この画像は火星探査機トレース・ガス・オービター(TGO)が、火星の「ノクティス・ラビリントス(「夜の迷宮」という意)」と呼ばれる地域の最東端の一部をとらえたもので、画像中央に崖が映っています。ノクティス・ラビリントスは、火星の赤道付近にあるマリネリス峡谷の西にある迷路状の地形です。画像は2020年8月3日に撮影され、2022年1月14日にESA(ヨーロッパ宇宙機関)から公開されました。
画像中央に崖のような地形が映っています。これはホルスト・グラーベン(地塁・地溝)構造の一部です。火星表面が水平方向に引っ張られる地殻変動の結果できた溝(グラーベン)と、その両側にある隆起した尾根や台地(ホルスト)から構成されています。
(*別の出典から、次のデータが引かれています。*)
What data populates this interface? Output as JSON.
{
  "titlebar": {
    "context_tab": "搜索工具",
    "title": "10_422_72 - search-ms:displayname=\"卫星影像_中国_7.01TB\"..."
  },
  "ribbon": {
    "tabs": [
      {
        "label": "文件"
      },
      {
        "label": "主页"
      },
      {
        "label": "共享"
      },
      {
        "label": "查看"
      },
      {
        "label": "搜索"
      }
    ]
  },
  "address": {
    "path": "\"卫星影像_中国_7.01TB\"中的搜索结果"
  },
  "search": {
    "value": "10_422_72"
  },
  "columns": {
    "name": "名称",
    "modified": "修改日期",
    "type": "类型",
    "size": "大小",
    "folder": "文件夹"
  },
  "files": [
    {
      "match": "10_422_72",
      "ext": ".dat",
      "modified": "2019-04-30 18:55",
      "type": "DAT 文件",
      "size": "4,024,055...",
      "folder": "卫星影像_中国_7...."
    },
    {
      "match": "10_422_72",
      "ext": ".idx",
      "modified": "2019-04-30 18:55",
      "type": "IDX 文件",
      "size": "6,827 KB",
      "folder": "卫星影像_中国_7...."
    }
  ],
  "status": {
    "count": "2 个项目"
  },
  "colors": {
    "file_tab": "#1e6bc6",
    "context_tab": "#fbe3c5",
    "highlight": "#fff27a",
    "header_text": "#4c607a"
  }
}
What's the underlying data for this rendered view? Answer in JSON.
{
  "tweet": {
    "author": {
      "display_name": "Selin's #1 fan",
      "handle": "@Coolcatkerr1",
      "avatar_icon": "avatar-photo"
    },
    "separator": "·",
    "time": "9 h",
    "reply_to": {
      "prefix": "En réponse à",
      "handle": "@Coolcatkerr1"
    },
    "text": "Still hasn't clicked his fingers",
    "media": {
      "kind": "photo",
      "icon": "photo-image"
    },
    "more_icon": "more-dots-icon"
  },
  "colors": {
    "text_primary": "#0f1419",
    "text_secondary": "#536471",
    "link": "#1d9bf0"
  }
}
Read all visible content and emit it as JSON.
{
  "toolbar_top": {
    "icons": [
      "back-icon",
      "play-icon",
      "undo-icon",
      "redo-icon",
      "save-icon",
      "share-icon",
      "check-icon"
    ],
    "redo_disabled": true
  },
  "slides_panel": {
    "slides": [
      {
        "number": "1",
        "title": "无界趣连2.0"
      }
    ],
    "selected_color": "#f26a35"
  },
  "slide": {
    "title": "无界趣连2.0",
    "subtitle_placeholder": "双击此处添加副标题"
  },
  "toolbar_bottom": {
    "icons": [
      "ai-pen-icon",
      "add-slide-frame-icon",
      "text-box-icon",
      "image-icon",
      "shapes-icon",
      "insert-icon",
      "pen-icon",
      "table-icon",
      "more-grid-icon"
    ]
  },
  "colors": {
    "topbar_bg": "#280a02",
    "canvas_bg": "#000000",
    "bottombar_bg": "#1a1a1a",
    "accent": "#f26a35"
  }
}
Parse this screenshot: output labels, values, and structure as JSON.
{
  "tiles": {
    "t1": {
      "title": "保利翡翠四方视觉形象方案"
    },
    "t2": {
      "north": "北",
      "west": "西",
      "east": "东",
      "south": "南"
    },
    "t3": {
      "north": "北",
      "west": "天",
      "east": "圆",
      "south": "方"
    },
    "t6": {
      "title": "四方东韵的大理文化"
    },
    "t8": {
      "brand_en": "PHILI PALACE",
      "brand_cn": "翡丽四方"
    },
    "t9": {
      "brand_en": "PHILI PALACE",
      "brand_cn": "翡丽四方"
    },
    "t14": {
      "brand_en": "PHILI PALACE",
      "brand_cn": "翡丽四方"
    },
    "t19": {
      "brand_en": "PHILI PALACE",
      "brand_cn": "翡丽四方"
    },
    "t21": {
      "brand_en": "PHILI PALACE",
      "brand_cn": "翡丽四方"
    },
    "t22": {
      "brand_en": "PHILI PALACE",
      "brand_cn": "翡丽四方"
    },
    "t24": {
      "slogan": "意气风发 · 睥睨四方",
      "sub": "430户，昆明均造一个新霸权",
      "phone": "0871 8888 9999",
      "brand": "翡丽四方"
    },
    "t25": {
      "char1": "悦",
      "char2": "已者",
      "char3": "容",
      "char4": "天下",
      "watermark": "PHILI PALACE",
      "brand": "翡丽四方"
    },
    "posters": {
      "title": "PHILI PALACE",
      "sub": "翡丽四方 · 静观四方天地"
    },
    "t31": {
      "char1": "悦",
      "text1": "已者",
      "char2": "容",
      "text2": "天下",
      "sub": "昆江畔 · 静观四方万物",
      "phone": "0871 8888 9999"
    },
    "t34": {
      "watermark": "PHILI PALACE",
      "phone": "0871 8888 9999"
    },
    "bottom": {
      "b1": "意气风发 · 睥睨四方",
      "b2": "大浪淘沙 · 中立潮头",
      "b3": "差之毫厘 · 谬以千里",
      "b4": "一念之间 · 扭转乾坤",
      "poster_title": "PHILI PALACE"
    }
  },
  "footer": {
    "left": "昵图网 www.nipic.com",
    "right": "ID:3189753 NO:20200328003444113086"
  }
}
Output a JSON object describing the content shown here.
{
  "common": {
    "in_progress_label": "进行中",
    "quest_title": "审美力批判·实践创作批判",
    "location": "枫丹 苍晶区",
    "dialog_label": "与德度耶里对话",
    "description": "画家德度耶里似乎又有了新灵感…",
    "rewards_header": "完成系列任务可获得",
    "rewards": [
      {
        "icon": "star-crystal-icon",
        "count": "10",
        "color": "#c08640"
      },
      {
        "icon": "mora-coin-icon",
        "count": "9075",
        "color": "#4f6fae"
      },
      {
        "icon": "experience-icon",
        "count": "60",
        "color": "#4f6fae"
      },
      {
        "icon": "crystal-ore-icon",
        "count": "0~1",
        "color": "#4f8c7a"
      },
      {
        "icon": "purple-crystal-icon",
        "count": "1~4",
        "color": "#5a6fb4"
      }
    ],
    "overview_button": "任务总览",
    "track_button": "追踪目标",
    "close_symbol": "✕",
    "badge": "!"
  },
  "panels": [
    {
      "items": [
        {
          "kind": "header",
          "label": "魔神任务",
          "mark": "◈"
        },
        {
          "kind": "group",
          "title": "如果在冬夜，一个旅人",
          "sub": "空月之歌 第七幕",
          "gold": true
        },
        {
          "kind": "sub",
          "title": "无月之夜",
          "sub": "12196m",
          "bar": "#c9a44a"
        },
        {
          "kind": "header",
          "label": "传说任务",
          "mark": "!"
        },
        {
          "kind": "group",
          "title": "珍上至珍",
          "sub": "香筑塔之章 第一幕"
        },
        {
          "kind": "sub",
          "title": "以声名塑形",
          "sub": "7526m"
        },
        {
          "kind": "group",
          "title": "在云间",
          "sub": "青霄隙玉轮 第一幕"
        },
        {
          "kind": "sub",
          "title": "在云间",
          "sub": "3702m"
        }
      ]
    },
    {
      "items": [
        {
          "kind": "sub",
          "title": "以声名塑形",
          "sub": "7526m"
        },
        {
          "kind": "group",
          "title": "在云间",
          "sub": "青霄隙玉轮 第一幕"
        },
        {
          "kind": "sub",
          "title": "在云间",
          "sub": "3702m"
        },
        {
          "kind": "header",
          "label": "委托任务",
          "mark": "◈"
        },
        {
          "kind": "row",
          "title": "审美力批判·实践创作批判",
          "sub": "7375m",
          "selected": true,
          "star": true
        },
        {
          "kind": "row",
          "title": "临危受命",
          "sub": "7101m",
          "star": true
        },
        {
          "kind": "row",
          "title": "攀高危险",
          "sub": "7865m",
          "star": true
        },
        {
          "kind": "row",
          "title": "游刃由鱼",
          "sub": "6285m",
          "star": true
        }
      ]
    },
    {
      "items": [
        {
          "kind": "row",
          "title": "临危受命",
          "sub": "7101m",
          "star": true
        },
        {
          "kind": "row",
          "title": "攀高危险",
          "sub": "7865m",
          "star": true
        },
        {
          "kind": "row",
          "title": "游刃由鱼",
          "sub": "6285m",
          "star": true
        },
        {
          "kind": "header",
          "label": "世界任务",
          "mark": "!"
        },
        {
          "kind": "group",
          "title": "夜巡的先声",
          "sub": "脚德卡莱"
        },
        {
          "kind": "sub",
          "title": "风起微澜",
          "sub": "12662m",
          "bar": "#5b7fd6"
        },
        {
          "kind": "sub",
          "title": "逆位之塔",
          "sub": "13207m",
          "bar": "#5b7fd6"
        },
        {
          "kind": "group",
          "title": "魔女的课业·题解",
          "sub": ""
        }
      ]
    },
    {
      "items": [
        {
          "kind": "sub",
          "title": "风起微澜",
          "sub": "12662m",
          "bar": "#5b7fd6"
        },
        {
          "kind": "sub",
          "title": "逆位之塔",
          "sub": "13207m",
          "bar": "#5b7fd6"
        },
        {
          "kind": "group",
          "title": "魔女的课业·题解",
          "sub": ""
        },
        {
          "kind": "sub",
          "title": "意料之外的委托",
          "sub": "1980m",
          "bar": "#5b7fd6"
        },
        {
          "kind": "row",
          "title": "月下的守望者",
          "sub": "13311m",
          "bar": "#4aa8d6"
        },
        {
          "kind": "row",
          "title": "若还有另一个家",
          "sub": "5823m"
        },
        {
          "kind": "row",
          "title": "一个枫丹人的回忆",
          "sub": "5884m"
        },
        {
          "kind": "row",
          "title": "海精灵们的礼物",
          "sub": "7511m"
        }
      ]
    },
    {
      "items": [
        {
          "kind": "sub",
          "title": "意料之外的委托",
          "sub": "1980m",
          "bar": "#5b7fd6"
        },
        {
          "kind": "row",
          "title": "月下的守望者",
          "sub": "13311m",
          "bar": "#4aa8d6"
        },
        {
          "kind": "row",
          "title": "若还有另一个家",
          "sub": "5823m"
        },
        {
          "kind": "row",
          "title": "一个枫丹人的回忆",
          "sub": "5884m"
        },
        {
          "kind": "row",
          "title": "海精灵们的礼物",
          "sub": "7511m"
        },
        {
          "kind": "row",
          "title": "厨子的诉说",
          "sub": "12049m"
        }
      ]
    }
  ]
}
ノクティス・ラビリントスを作る台地と溝のネットワークは全体で1200kmほどに及び、それぞれの崖は高さ5kmに達しています。
画像右の方には、風によって形成された砂紋のほか、いくつかの小さなクレーターも見られます。
中央付近をよく見ると、崖から落ちた岩が転がり落ちる際に残したくぼみがあります。
TGOは、ESAとロシア・ロスコスモスが共同で進めるエクソマーズ計画で打ち上げられた探査機です。2016年3月14に打ち上げられ、同年10月に火星の周回軌道に入りました。